By contrast, multipartite viruses are clearly very successful, so there must be some benefit to their bizarre distributed existences. And Blanc thinks he knows what that might be.

His team have shown that when FBNSV infects a plant, the frequency of each segment is very predictable. Some of them are common and others are rare, but their relative proportions are constant, at least within a given species of plant. If the virus infects a different plant species, those proportions change—to a different but still predictable pattern. Blanc calls these “genome formulas”—ratios of genes that FBNSV uses for different hosts.

The virus’s use of these formulas reminds Blanc of the ways in which animals and other complex organisms adapt to different environments by tweaking the numbers of important genes. In very rough terms, the more copies you have, the more effectively that gene can do its thing. But viruses are tiny entities, whose capsules only have room for small genomes. There’s not enough space for them to just wantonly double their gene counts.

Multipartite viruses don’t have to. If they want to emphasize the use of a certain gene, they just need to get the segment carrying it into more host cells. “This lifestyle allows the virus to adjust its gene copy number without mutating,” Blanc says. It’s as if FBSNV has found a way to have the flexibility of a much larger and more complex genome while still keeping the unflinching efficiency of a virus.

Read: [The viruses that eavesdrop on their hosts]

These discoveries could also change our understanding of other more traditional viruses. Influenza’s genome is split into 8 segments, and unlike FBSNV, all of these are packaged into the same capsule. Researchers typically assume that every capsule contains the full octet, but in 2013, Christopher Brooke from the University of Illinois showed that 90 percent of them are missing at least one segment. Influenza virus “exists primarily as a swarm of complementation-dependent, semi-infectious virions,” Brooke wrote.
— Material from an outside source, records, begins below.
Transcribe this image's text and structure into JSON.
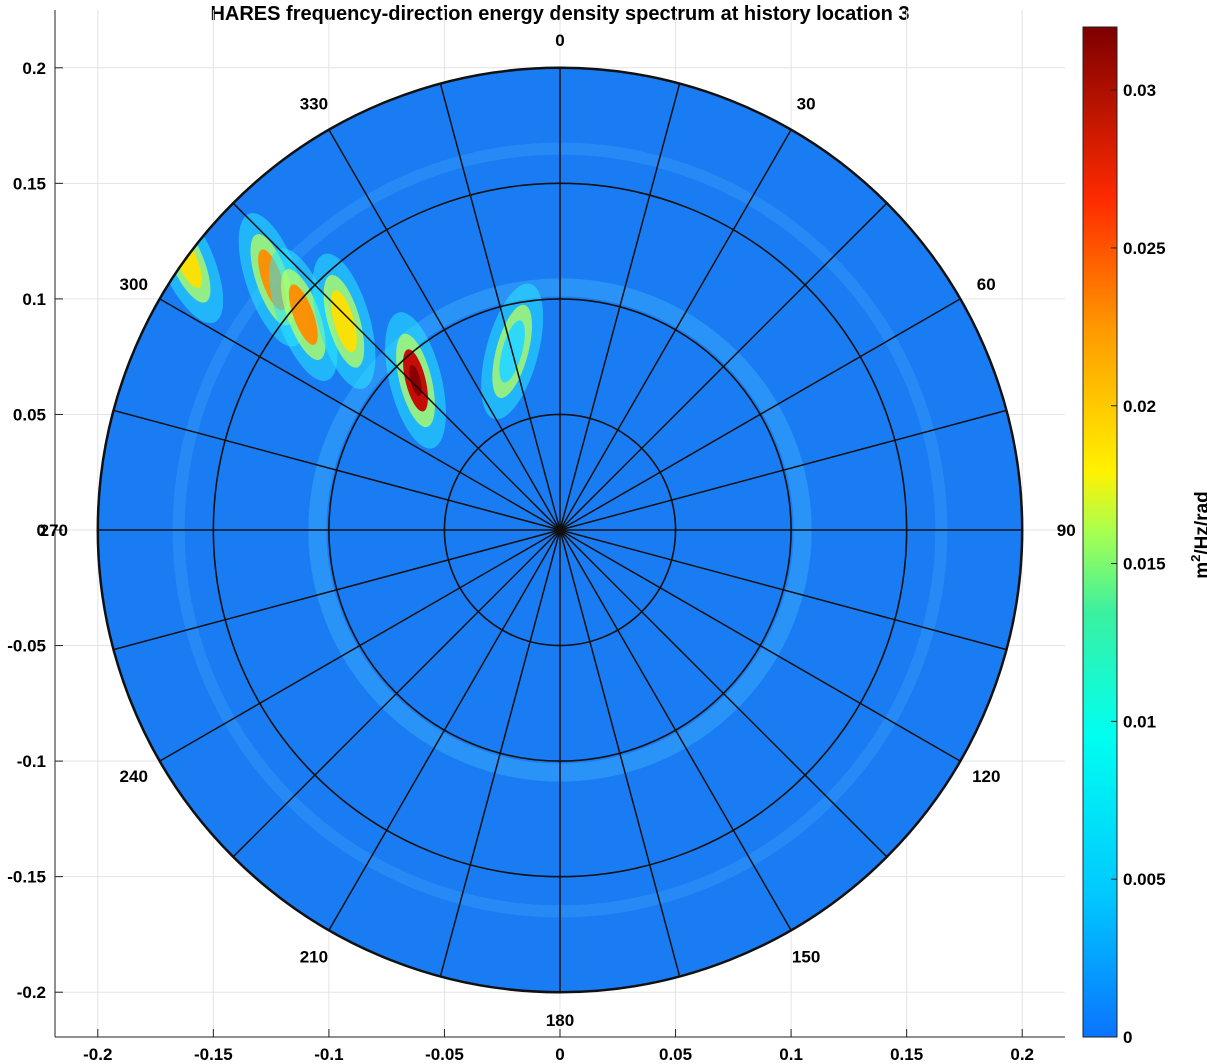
{
  "chart_data": {
    "type": "polar-contour",
    "title": "HARES frequency-direction energy density spectrum at history location 3",
    "x_ticks": [
      "-0.2",
      "-0.15",
      "-0.1",
      "-0.05",
      "0",
      "0.05",
      "0.1",
      "0.15",
      "0.2"
    ],
    "y_ticks": [
      "0.2",
      "0.15",
      "0.1",
      "0.05",
      "0",
      "-0.05",
      "-0.1",
      "-0.15",
      "-0.2"
    ],
    "xlim": [
      -0.22,
      0.22
    ],
    "ylim": [
      -0.22,
      0.22
    ],
    "grid": true,
    "frequency_radius_max": 0.2,
    "frequency_rings": [
      0.05,
      0.1,
      0.15,
      0.2
    ],
    "spoke_step_deg": 15,
    "direction_labels": [
      {
        "deg": 0,
        "text": "0"
      },
      {
        "deg": 30,
        "text": "30"
      },
      {
        "deg": 60,
        "text": "60"
      },
      {
        "deg": 90,
        "text": "90"
      },
      {
        "deg": 120,
        "text": "120"
      },
      {
        "deg": 150,
        "text": "150"
      },
      {
        "deg": 180,
        "text": "180"
      },
      {
        "deg": 210,
        "text": "210"
      },
      {
        "deg": 240,
        "text": "240"
      },
      {
        "deg": 270,
        "text": "270"
      },
      {
        "deg": 300,
        "text": "300"
      },
      {
        "deg": 330,
        "text": "330"
      }
    ],
    "energy_peaks": [
      {
        "direction_deg": 316,
        "frequency": 0.09,
        "value": 0.03
      },
      {
        "direction_deg": 311,
        "frequency": 0.165,
        "value": 0.022
      },
      {
        "direction_deg": 310,
        "frequency": 0.145,
        "value": 0.021
      },
      {
        "direction_deg": 314,
        "frequency": 0.13,
        "value": 0.018
      },
      {
        "direction_deg": 306,
        "frequency": 0.2,
        "value": 0.016
      },
      {
        "direction_deg": 345,
        "frequency": 0.08,
        "value": 0.007
      }
    ],
    "colorbar": {
      "label": "m²/Hz/rad",
      "label_base": "m",
      "label_sup": "2",
      "label_rest": "/Hz/rad",
      "min": 0,
      "max": 0.032,
      "ticks": [
        "0",
        "0.005",
        "0.01",
        "0.015",
        "0.02",
        "0.025",
        "0.03"
      ],
      "tick_values": [
        0,
        0.005,
        0.01,
        0.015,
        0.02,
        0.025,
        0.03
      ],
      "colormap": "jet"
    }
  }
}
Three years later, a different team showed that the same is true for the virus behind Rift Valley fever: Only a minority contain all three of the virus’s gene segments, and most are missing one. “Perhaps the boundary between these viruses and the multipartite ones isn’t so clear,” Blanc says.

Many viruses also produce capsules called “defective interfering particles,” which… well, the clue’s in the name. They’re defective because, for some reason, they’ve lost part of their full genome. They’re interfering because, though they’re defective, their parent viruses will still make copies of them, flooding the total pool of capsule with non-infective deadbeats. “These things have been known for a century, and they’ve long been considered as junk,” says Blanc. “But they are very efficiently maintained in any viral infection. Maybe they can profit from the system we have identified.”